I was born in 1979 at the opening curtain of 18 years of Tory rule. One of Thatcher’s (reluctant) children, my earliest memories of politics was of a British establishment dominated by our country’s first female Prime Minister.
The Iron Lady was a common site on our TV screen in those days, all handbag and shoulder pads and free market zealotry, railing against the advocates of working people even as she laid waste to our communities.
She was the dominant force in British politics, a violent splash of colour against the grey men in grey suits who filled her cabinet and her party.
Unsurprisingly my hero growing up wasn’t Thatcher. It was my mum, a woman as different to Maggie in outlook and circumstance as you could ever meet. A single parent raising her daughter in a council flat, she worked her way up through the ranks of the trade union movement, eventually rising to become the Deputy General Secretary of the Manufacturing, Science and Finance union (MSF), and then Amicus.
My mum’s hard work and commitment were incredible, but not unique. Right across the country women were bearing the brunt of government policy and holding their families and communities together with quiet dignity and tremendous courage.
As the dole queues lengthened and the miner’s strike dragged on, that support for family and community developed into a new working class radicalism as thousands of people, under the banner of Women Against Pit Closures, rallied in Barnsley and marched through London, supported by groups the length and breadth of the country, including my own Stoke-on-Trent.
It is one of the more bitter ironies of recent history that our first woman Prime Minister did so little to help other women. She strongly opposed any policy of affirmative action to correct gender imbalances in politics or the workplace, and her government did nothing to deal with the desperate need for childcare provision. Hostile to the feminist movements of the time and dismissive of the structural discrimination that women still suffered in the public sphere, she ignored rather than tackled many of the issues that women faced.

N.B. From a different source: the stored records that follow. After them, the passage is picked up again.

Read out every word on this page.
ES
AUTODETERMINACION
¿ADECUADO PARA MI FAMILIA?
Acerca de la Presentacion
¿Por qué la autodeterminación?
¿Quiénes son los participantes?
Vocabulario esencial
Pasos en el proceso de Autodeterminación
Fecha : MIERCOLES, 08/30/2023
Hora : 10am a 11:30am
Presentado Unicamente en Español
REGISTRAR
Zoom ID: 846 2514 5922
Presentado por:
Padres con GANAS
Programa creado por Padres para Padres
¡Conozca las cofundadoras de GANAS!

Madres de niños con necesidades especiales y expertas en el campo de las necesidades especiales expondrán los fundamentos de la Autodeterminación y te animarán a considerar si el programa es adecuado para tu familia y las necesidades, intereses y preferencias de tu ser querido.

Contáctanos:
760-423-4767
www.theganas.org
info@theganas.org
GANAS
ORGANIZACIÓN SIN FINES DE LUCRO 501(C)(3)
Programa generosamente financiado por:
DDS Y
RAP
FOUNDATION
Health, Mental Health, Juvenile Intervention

Under Thatcher, women and workers alike found themselves on the receiving end of vicious cuts and spiralling unemployment.
So where was the Labour Party while all this was going on? The answer, sadly, was in the community but not in power.
Demonstrations never translated into votes. Our own divisions and self-indulgent rows dominated the news and allowed Thatcher to thrive. When our communities were on their knees, when we needed a Labour government more than ever, the party was not able to deliver.
Feminism, like all politics, is ultimately about power: the power of women to gain control over our own lives, our own bodies, our own futures. And it is the understanding that power is never given up voluntarily by those at the top, it must be taken.
That is a lesson that was forgotten by the Labour Party then, and it is one that we must not forget now. For all their energy and enthusiasm, it was not the marches and protests that introduced maternity pay and paternity leave, transformed childcare, or passed the Equality Act. It took a Labour Government to do all these things.
As we head into the most important set of elections we will face before 2020, we should remember the lessons of that period. It is not enough to win the argument if you don’t win the election, and that principles without power are meaningless.
We must challenge head on the attitude of those within our movement who push a mantra of ‘revolution or bust’, who denounce the concrete gains of the last Labour government even as they protest the Tories plans to reverse them.
Those of us who grew up under a Tory government know the damage they can do. This Government has already been granted 10 years too many, we cannot allow that to stretch to 15 years or longer.
The crumbling schools and over-stretched hospitals that Labour inherited in 1997 are the legacy of 18 years of Tory rule, but they are a legacy also of our own neglect, a stark reminder of the time when the Labour Party abandoned our people to the caprice of Thatcherism.
Now, as then, women are bearing the brunt under a Tory government that understands the price of everything and the value of nothing. Now, as then, it is only Labour who can provide an alternative to the cuts to healthcare, education and local government that are ravaging our communities.
Heartfelt speeches won’t cut it, and neither will face paint or placards. If we really want to improve the lives of women there is only one way to do it, and that is to make sure that 2020 is this Tory Government’s curtain call.